Restrooms are kinda crappy. Yedi aims to make restrooms more accessible, comfortable, and secure—for everyone.

Year
2025
CONTEXT
Contract
Responsibilities
/Wireframing

It should be easier to use a restroom when you need. It is getting increasingly difficult to find a clean, comfortable restroom as restroom standards continue to decline. Yedi is on a mission to change that by delivering seamless, high-quality restroom experiences. Users can find a Yedi restroom or a trusted partner location, then simply tap or scan to pay and instantly receive a unique access code through the mobile app.

This is where I came in. The team at Yedi brought me on to define and design the core user experience flows, from onboarding and discovering a restroom to unlocking the door, ensuring the entire journey feels timely, intuitive, and safe.

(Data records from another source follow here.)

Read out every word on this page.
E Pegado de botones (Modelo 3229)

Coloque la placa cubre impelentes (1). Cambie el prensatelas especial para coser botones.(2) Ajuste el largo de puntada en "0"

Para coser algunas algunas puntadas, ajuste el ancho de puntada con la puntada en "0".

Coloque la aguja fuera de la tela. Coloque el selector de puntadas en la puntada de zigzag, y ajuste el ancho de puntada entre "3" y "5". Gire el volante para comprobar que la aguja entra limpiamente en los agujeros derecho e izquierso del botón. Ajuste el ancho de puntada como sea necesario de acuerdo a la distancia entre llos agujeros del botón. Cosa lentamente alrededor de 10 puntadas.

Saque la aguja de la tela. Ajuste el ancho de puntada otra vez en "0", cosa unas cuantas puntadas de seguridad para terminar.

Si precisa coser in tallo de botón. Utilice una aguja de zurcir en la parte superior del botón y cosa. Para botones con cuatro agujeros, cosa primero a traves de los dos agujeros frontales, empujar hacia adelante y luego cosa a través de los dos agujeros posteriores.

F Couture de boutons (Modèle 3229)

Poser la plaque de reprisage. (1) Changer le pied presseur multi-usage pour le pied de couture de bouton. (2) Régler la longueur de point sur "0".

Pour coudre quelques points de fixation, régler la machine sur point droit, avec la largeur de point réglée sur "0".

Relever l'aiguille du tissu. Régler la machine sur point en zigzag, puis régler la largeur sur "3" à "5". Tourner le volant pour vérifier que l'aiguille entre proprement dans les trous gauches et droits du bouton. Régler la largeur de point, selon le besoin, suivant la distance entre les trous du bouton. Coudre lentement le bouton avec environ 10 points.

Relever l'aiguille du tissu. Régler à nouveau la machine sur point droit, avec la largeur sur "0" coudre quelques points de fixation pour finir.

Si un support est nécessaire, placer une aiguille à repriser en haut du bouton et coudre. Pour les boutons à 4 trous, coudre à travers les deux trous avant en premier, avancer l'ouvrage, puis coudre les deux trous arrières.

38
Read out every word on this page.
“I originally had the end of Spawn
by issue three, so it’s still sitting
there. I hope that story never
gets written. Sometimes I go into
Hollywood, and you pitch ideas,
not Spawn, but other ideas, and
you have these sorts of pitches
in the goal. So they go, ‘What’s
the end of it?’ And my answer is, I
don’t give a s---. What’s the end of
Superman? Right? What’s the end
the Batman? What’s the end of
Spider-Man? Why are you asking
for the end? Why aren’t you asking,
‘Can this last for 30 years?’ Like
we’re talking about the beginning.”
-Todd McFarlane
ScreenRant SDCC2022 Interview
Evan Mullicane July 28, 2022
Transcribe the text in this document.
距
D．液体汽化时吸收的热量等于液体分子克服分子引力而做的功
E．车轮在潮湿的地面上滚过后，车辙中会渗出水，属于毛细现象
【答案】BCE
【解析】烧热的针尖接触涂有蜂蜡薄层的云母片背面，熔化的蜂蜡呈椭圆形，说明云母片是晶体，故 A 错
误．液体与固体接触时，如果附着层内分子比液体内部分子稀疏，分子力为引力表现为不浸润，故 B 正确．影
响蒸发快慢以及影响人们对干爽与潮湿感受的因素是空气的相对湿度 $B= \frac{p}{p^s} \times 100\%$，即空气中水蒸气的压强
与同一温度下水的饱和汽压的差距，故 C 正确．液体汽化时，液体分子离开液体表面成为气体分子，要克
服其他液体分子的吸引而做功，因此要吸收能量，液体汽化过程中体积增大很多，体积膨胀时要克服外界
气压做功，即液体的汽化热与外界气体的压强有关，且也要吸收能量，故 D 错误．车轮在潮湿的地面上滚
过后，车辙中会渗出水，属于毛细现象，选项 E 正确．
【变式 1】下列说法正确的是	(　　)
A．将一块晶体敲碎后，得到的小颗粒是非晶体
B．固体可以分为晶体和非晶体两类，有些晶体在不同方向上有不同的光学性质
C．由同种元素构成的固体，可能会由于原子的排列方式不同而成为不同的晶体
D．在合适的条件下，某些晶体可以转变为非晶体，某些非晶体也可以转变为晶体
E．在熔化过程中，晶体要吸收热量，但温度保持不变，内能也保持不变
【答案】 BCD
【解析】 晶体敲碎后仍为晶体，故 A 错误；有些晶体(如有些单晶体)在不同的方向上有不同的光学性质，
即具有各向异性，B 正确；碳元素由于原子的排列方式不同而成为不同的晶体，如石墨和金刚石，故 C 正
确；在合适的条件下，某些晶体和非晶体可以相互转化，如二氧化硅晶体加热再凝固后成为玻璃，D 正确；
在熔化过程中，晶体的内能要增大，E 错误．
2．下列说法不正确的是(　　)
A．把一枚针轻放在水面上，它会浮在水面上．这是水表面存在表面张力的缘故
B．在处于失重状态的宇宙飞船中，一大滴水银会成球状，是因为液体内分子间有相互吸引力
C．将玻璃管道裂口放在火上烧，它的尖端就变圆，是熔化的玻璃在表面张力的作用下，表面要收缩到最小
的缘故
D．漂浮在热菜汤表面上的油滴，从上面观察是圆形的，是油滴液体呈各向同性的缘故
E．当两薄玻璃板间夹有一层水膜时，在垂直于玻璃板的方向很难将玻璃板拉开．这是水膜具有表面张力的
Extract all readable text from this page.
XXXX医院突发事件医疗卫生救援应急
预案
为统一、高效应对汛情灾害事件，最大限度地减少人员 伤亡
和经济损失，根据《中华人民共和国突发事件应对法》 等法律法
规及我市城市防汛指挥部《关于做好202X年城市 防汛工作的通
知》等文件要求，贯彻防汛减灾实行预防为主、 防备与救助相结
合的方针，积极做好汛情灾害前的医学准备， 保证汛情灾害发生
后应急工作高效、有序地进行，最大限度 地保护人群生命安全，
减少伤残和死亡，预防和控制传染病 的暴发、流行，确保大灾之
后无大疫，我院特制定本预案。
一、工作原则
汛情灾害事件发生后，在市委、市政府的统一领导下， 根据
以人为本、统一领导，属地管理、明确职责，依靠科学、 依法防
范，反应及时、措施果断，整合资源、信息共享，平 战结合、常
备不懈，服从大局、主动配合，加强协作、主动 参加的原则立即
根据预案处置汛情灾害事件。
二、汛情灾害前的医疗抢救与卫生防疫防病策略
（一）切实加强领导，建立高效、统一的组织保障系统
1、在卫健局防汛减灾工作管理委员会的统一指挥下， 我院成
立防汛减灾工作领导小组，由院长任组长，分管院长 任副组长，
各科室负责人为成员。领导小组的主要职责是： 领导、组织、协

Final visual design and illustrations by Brian Wang.

Final Designs

My Process: Mapping the App User Flow

To design an experience that feels effortless in a moment of urgency, I began by mapping the end-to-end user flow. This meant breaking down every possible path a user could take—from opening the app, to finding a restroom, to accessing a door lock. By visualizing these journeys, I clarified how different entry points, access types, and decision moments connect. This foundational flow became the blueprint for the rest of the design process.

Wireframing Key Moments

With the foundational user flow in place, I moved into drafting the first set of low-fidelity wireframes. These wireframes explored every core experience a user would have inside the app: signing up, signing in, onboarding, discovering restrooms on either a map or list view, evaluating a restroom through a product card and detail page, and finally accessing a bathroom using a generated code. My goal at this stage was to visualize the full ecosystem of screens and pressure-test assumptions made, putting myself in the shoes of a Yedi user.

Key Explorations:

1. Identifying Restrooms on the Map

2. Request Access Component

3. Double Tap to Access a Restoom

Painting Wireframes with a Visual Design

Concluding Thoughts

Working on Yedi pushed me to stretch my design muscles. In just three weeks, I had to quickly dive into an entirely new problem space, understand the current experience of real-world restroom access, and turn that into clean, intuitive flows. The fast pace honed my ability to make decisions with imperfect information, while leveraging the founder’s and Yedi team’s subject-matter expertise to shape end-to-end wireframes for the mobile experience.